Sarah-Eve Pelletier's first year as Canada's sport integrity commissioner showed her that her reach doesn't extend far enough.


Federally funded sports bodies are among the 86 organizations now under the umbrella of the Office of the Sport Integrity Commissioner (OSIC), which was established in June 2022 to administrate the Universal Code of Conduct to Prevent and Address Maltreatment in Sport.


OSIC is designed to be one remedy to the country's safe sport crisis. Athletes have testified before parliamentary committees in recent months about the sexual, emotional and physical abuse they've experienced pursuing their sport at the highest level, and their fears of repercussions if they reported it.


The federal government's 2022 budget provided $16 million to fund Pelletier's office over its first three years of operations.


Once signed with OSIC, the sport and the people in it are bound by UCCMS, which covers grooming, neglect, physical, sexual and psychological abuse, as well as retaliation, failure to report maltreatment, false allegations and misuse of power.

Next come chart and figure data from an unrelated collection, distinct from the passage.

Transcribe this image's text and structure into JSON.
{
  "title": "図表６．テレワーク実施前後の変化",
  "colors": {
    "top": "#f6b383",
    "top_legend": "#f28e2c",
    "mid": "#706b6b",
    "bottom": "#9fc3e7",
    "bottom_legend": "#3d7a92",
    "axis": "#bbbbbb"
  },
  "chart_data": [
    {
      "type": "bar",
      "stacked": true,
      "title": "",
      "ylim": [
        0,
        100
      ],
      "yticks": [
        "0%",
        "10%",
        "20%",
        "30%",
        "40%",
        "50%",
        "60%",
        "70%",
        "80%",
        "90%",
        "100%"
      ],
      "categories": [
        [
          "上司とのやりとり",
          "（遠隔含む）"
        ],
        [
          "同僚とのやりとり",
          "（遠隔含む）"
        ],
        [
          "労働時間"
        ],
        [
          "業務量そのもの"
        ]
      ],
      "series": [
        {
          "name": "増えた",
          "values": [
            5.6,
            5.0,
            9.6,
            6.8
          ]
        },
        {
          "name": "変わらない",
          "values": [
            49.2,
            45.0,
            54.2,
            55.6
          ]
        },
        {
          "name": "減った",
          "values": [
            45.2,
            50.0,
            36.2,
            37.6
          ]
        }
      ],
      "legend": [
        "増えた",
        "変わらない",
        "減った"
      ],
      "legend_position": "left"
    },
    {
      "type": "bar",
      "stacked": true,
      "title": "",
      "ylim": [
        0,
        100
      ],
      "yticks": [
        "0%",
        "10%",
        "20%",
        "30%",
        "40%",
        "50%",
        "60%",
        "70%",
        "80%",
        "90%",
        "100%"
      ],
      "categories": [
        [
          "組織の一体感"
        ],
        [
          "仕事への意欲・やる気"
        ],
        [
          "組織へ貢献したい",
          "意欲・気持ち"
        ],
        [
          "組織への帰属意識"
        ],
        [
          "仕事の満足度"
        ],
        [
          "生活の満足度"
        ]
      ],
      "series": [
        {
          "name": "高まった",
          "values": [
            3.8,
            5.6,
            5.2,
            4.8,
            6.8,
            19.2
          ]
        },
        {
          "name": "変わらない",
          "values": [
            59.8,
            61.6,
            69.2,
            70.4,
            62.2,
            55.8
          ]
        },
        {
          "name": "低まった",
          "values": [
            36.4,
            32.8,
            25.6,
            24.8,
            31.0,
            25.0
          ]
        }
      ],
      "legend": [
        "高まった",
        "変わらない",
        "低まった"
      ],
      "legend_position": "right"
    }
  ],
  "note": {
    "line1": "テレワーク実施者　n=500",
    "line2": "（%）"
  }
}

National sport organizations were ordered to sign on to OSIC's Abuse-Free Sport program by April 1, lest they lose federal funding. But provincial and territorial, university, college, high school and club sports were under no such deadline.


Of the 193 reports and complaints OSIC received in its first year, 66 were under its jurisdiction for a 34 per cent intake rate.


OSIC received 97 reports and complaints in the fourth quarter of its first year, which almost doubled the number from the first three quarters.